Bryan Behrens was indicted on one count of securities fraud, six counts of mail fraud, five counts of wire fraud and nine counts of money laundering. Eventually he pleaded guilty to a singe count of securities fraud alleging violations of Exchange Act Section 10(b) and Rule 10b-5 thereunder. At sentencing he attempted to invoke the “no knowledge” provision in Section 32(a) to avoid a prison sentence. The district court held that this defense does not apply because the defendant pleaded guilty to a statutory offense and the provision does not apply to persons “convicted of violating criminal securities laws.”
The Eight Circuit reversed. Section 32(a) provides in pertinent part that “no person shall be subject to imprisonment under this section [which provides for criminal liability for willful violations of the Act] for the violation of any rule or regulation if he proves that he had no knowledge of such rule or regulation.” Here Mr.
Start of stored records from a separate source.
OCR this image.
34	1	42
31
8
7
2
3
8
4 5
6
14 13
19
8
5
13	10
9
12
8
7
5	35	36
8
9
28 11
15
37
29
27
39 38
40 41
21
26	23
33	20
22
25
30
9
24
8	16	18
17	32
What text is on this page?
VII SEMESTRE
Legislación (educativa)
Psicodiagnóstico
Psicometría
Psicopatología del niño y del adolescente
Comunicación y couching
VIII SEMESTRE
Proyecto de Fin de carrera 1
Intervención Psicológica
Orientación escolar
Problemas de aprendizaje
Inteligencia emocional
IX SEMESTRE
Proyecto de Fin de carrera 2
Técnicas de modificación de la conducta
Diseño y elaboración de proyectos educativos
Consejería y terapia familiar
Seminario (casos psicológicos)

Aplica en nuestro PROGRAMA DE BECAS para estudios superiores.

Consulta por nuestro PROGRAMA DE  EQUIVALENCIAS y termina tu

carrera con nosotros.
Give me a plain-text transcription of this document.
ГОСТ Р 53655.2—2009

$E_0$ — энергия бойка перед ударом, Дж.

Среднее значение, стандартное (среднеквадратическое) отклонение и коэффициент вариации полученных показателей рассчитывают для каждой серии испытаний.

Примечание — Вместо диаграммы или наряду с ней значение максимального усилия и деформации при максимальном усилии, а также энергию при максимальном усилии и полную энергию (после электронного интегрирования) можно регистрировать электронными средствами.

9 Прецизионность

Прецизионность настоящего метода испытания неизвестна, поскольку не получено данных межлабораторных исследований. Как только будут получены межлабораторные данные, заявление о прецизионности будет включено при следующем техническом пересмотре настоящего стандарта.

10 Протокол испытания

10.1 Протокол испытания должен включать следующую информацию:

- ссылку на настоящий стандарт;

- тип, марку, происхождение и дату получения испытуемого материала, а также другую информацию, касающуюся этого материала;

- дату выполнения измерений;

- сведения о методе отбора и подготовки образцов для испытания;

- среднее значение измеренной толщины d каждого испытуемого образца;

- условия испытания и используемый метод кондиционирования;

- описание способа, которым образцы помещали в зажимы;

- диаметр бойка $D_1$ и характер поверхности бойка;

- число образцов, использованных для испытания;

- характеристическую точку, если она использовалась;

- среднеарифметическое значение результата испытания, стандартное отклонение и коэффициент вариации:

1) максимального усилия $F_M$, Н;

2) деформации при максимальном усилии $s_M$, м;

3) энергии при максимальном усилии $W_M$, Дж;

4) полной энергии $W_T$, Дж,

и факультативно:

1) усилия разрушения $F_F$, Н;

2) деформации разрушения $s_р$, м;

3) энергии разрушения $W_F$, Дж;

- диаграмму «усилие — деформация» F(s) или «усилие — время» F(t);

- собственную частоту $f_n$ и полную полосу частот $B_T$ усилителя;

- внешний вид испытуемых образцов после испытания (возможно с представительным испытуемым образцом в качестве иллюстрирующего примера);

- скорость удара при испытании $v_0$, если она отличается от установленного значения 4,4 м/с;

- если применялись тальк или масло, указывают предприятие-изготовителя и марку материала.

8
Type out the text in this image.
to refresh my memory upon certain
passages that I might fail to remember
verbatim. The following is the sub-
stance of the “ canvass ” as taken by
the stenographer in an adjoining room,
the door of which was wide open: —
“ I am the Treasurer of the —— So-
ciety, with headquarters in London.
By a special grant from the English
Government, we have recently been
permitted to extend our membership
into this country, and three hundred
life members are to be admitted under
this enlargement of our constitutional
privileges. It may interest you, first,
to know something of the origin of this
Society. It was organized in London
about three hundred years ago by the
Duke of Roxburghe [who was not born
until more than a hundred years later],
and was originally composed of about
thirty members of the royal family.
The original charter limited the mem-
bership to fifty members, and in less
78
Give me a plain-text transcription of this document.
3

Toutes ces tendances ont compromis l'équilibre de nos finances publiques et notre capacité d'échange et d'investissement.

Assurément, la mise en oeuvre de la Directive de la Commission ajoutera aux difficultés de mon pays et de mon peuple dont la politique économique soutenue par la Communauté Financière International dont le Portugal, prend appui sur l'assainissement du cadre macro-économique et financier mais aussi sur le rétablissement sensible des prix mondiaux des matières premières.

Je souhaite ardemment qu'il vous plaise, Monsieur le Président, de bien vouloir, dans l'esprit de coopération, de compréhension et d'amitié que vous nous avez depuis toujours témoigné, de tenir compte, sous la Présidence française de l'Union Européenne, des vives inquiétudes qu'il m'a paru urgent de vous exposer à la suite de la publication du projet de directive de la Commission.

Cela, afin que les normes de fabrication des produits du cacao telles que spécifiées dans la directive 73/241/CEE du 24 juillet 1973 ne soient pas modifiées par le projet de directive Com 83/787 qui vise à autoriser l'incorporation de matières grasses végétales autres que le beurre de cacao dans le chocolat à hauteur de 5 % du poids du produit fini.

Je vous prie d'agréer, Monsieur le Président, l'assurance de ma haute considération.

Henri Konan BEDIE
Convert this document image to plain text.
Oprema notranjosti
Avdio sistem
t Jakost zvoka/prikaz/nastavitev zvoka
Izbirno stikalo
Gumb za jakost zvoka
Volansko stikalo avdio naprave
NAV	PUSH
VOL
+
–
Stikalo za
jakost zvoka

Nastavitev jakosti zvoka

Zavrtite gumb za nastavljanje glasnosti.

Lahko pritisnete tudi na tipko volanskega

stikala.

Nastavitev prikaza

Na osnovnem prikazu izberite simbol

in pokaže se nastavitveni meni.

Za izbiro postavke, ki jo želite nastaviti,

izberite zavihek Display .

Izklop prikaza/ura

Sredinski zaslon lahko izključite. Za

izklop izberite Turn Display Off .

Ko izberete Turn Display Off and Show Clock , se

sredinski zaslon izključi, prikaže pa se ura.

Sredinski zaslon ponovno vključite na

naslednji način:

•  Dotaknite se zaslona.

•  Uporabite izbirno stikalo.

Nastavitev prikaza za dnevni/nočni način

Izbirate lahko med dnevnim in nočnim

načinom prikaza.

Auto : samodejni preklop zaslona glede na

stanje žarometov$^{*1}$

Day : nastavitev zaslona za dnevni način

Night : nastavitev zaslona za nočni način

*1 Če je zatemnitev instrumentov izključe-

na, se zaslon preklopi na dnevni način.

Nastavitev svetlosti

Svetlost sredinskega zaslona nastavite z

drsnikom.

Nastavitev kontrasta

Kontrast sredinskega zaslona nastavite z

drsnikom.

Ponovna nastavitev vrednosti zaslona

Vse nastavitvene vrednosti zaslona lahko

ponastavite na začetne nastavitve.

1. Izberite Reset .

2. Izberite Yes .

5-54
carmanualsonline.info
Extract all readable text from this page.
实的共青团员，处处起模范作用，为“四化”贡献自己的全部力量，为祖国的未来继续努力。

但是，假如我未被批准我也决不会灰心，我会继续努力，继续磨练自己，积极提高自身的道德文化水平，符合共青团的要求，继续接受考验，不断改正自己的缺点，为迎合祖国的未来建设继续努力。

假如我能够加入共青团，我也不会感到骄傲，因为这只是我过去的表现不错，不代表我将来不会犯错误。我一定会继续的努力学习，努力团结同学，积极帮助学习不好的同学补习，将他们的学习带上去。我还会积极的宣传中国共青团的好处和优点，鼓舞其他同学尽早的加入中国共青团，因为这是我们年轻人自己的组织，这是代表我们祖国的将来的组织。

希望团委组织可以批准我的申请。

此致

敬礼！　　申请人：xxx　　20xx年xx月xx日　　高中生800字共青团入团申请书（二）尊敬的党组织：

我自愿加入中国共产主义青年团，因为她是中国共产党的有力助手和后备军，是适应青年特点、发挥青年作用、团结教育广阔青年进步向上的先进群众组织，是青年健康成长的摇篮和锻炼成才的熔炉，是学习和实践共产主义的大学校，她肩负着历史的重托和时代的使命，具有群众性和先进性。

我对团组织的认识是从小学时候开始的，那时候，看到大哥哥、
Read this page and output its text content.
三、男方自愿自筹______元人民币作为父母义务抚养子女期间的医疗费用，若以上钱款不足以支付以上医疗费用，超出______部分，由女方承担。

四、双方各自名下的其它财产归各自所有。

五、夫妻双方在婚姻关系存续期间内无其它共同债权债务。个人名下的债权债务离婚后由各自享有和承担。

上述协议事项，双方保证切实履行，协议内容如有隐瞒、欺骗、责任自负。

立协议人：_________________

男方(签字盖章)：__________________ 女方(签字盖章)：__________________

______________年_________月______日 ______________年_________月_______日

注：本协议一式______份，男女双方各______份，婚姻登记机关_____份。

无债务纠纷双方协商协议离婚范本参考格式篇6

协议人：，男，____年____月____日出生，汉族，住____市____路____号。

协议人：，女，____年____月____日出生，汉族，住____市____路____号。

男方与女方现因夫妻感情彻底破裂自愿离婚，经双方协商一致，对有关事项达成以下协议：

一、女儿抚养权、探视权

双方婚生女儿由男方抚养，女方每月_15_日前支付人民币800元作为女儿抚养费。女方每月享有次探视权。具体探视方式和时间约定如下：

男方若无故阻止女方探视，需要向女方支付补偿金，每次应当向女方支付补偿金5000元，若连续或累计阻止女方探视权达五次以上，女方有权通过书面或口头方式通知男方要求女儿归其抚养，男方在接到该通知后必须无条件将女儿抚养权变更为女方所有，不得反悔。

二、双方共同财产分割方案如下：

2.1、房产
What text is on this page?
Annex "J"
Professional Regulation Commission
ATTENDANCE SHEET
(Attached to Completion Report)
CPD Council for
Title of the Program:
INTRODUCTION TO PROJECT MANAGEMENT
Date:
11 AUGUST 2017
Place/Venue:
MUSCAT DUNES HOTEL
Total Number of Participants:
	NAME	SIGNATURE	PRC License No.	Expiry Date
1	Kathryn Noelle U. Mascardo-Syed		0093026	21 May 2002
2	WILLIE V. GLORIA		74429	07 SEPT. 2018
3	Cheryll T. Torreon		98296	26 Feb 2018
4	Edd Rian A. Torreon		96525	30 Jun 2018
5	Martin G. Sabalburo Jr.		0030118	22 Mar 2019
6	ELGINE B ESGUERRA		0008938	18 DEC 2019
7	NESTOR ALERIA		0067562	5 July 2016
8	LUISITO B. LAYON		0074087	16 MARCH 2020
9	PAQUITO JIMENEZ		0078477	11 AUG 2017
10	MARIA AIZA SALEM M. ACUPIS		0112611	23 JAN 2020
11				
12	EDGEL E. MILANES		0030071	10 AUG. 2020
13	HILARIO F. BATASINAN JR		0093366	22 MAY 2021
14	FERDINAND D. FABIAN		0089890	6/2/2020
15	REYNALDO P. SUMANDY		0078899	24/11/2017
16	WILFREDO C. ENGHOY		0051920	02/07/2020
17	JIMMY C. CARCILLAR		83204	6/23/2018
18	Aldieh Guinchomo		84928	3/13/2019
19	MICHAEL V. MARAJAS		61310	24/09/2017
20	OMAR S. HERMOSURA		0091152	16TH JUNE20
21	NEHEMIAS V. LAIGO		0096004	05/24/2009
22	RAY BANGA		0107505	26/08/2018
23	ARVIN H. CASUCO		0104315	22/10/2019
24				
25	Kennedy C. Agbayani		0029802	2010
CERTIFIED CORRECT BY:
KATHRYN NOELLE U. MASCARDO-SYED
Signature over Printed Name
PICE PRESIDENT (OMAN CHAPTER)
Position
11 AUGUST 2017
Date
Behrens pleaded guilty to a violation of Section 10(b) which by its plain terms includes a violation of a Commission rule or regulation: “It shall be unlawful . . . To use or employ, in connection with the purchase or sale of any security . . . any manipulative or deceptive device or contrivance in contravention of such rules and regulations as the Commission may prescribe . . .” Based on this language the Court concluded that Section 10(b) “makes the violation of a Securities and Exchange Commission . . rule or regulation an element of the offense.”
The Court bolstered its conclusion by citing the Supreme Court’s decision in U.S. v. O’Hagan, 521 U.S. 642 (1997). There the Court held that in criminal securities “there are two sturdy safeguards . . regarding scienter.” One is the requirement that to establish a violation of Section 10(b) and Rule 10b-5 the government must prove the person acted “willfully.” The other it that “a defendant many not be imprisoned for violating Rule 10b-5 if he proves that he had no knowledge of the rule.”
Here the district court incorrectly concluded that the “no knowledge” defense did not apply. Accordingly the case was remanded for resentencing.